Home by Nightfall: A Charles Lenox Mystery

Image of Home by Nightfall: A Charles Lenox Mystery (Charles Lenox Mysteries)
Author(s): 
Release Date: 
November 9, 2015
Publisher/Imprint: 
Minotaur Books
Pages: 
304
Reviewed by: 

Gentleman sleuth Charles Lenox returns in his 13th adventure as a one of England’s first private detectives. It is 1876 and Charles, now past 45 years old, has left Parliament and along with two partners has opened a private detective agency.

Although Charles has always dabbled in investigating felonious misadventures, usually murder, of England’s upper classes, opening his own firm is stepping over the line from not quite respectable amateur to actually engaging in “trade,” which is not respectable at all. “—a gentleman by birth, with a private fortune, in his previous life he had been an amateur detective, working from his town house in the West End, taking cases as it pleased him.”

After a shaky beginning and the departure of DeMaire, one of the agency’s partners, Charles finally admits that he is indeed “in trade,” and proceeds to use his various contacts, both social and those from his career in Parliament to build a client list. Recently he has seen those clients defect from his agency to that of his former partner, DeMaire. Charles needs a case that has defeated the skills of Scotland Yard, and will catch the notice of both the general public and his former clients. While Charles has a private fortune, his firm employs several inquiry agents who are dependent upon their salaries to survive.

Such a notorious case as Charles needs is already generating talk in London. “Across every class that autumn, in the butchers’ stalls at Smithfield market, on the crowded buses full of clerks and respectable widows, in the glittering drawing rooms of Hanover Square, Muller was the only subject of speculation.” Muller is a famous pianist from Germany who after playing a piece by Mendelssohn, goes to his dressing room and disappears.

Unfortunately for Charles, Scotland Yard hires DeMaire to aid them in investigating Muller’s disappearance. That doesn’t stop Charles from beginning his own investigation independent of Scotland Yard, but family obligations must come first. Since the unexpected death of his wife, Sir Edmund Lenox, Charles’s brother, has been in a depressed state. “He had become a ghost of himself, and Lenox had realized to his horror that it wasn’t impossible to imagine that Edmund might follow, soon, behind his wife.”

Despite Sir Edmund’s protestations, Charles accompanies his brother to the Lenox family home near the small village of Markethouse. Charles plans to stay only a few weeks until Sir Edmund can come to terms with his grief over his wife’s death. He certainly doesn’t expect what he finds in the village. Books have been stolen from the library; blankets taken from the church; and animals are disappearing. Most strange of all is a break-in at the home of a local life insurance agent, in which nothing is stolen.

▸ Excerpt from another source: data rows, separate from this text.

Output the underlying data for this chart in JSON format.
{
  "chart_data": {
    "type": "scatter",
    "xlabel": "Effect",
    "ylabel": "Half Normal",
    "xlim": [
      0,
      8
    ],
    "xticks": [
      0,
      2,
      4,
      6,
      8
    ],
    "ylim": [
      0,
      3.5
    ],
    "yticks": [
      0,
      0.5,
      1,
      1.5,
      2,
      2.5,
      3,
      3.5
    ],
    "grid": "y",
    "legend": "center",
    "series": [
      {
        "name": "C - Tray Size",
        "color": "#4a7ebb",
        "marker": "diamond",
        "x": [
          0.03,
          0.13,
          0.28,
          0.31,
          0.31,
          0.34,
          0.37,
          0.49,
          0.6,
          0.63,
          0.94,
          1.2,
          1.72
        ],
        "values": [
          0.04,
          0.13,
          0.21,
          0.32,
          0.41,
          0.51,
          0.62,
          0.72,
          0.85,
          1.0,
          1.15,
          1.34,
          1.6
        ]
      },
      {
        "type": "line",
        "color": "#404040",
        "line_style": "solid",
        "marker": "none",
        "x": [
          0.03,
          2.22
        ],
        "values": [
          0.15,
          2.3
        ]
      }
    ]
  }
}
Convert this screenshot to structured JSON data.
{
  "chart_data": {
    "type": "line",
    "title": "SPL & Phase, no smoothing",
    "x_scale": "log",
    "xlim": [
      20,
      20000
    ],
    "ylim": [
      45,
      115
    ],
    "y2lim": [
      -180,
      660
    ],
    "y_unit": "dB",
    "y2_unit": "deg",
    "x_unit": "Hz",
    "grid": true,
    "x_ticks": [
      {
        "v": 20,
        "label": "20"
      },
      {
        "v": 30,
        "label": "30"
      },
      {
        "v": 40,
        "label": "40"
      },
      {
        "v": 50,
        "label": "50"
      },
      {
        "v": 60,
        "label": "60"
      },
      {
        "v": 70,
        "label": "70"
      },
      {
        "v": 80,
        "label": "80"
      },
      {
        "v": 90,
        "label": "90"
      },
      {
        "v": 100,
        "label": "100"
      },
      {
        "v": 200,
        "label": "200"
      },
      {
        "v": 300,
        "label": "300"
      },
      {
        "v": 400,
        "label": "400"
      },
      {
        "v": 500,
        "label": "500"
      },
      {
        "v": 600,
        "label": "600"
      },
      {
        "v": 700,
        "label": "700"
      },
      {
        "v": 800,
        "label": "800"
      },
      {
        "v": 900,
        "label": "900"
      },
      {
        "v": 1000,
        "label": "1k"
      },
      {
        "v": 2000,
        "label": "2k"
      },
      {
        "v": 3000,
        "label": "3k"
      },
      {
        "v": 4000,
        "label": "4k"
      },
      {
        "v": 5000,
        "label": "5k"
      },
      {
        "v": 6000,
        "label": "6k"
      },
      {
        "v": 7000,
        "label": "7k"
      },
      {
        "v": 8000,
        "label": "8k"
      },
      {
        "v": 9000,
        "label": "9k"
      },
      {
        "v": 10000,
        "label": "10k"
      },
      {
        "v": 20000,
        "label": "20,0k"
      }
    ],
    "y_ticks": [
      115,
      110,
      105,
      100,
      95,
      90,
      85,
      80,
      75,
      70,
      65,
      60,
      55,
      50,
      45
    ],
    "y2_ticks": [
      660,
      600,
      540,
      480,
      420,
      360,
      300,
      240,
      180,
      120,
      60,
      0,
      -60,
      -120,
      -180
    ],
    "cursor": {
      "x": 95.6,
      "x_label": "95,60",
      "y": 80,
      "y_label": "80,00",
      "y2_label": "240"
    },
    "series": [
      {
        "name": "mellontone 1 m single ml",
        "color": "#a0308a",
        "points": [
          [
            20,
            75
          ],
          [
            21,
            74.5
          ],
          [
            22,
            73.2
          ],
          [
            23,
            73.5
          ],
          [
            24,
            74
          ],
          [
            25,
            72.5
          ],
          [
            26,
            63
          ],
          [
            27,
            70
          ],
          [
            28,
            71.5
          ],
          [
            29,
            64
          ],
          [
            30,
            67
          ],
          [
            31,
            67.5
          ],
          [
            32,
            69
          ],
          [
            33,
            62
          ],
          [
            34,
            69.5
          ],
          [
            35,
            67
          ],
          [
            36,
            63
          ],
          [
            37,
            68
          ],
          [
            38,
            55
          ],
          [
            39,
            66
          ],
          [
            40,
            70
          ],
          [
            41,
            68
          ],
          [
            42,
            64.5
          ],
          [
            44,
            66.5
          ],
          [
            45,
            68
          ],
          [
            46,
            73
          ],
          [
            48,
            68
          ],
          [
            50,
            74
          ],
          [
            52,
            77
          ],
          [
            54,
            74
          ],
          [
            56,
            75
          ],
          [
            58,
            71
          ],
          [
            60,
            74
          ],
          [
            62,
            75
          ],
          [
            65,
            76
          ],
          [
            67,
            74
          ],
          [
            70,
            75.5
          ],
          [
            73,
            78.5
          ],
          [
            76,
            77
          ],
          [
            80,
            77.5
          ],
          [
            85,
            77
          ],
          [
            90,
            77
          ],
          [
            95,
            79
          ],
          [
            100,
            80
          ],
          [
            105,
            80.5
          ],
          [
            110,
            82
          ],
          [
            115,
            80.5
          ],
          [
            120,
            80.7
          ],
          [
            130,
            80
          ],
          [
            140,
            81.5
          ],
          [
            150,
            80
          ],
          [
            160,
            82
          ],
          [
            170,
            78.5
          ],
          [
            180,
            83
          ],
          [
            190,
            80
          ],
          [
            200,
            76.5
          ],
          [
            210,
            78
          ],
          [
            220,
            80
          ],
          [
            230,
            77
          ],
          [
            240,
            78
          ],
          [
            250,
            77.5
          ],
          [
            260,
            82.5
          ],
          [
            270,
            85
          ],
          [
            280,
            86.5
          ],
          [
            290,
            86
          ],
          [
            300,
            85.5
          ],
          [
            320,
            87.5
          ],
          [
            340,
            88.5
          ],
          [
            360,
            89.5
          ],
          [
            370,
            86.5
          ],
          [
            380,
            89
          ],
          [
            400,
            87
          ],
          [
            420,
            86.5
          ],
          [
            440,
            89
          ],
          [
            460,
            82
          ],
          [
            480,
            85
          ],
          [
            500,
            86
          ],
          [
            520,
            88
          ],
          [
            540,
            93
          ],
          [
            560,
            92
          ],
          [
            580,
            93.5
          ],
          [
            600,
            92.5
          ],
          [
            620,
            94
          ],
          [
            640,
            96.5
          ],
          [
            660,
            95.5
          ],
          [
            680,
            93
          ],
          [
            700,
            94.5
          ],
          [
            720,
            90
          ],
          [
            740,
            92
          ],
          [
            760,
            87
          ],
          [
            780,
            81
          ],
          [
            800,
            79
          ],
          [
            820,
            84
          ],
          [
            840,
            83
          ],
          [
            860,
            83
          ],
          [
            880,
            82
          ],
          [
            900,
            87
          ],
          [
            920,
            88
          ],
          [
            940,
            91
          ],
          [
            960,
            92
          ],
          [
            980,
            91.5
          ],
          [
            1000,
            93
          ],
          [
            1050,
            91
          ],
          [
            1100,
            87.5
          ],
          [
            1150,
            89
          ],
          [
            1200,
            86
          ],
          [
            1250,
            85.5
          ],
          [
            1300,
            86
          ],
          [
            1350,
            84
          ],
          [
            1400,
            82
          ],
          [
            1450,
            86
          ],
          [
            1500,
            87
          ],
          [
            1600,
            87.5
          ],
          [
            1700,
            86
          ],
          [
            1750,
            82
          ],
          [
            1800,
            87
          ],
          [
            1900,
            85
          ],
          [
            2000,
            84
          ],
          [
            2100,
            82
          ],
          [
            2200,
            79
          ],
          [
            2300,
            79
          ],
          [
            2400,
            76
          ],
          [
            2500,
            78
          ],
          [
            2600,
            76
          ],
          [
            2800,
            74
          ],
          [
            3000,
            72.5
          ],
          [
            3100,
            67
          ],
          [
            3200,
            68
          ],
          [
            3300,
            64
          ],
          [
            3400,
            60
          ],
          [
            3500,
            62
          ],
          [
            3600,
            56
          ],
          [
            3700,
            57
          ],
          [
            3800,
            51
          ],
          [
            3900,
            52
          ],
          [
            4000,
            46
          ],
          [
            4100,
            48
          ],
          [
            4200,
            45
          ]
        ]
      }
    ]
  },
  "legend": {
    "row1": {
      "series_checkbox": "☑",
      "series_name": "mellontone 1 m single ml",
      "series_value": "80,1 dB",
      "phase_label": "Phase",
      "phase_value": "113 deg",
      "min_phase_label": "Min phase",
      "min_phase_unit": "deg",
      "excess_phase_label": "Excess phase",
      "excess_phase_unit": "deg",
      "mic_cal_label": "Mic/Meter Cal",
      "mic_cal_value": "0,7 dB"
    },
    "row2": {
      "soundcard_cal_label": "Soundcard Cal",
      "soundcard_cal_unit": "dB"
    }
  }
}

Charles advises Mr. Hadley, the insurance agent to take the matter to the police, but Sir Edmund urges Charles to take the case. “I am exceedingly curious about what on earth all of this can mean. In Markethouse, too, as he says!” If running about the Sussex countryside in pursuit of answers to minor mysteries will divert Sir Edmund from his grief, than Charles is happy to take Mr. Hadley’s case.

As Charles and Sir Edmund investigate further, Charles begins to suspect that Mr. Hadley’s mysterious break-in, as well as stolen books, blankets, and animals in the village, might be more serious than he originally supposed. Then there is the odd chalk drawing of a small girl on Mr. Hadley’s porch, which is repeated at city hall where Markethouse’s mayor is assaulted and left for dead. Whatever is going on in the village, it is not minor.

Charles cannot spend all his time in Markethouse; there is also Muller, the missing pianist in London. That mystery, like those in Markethouse, is becoming darker and more sinister when Charles discovers a dead body in the attic above Muller’s dressing room at the theatre. The body is not Muller’s, but that of an unknown woman. Who is the woman? Where is Muller? What about the sinister events in Markethouse?

Home by Nightfall by Charles Finch is one of the author’s best efforts in his Victorian mystery series, a perfect blend of domestic details and descriptions of sights, sounds, and smells of both London streets and village cottages and lanes.

Finch creates a believable historical background without overwhelming the narrative with insignificant details that will slow the pace of the story without furthering the plot. Charles Lenox is a charming protagonist who reminds one of a 19th century Lord Peter Wimsey. Kudos to Mr. Finch for creating such a likeable character even though Lenox sometimes is a bit too stiff upper lip.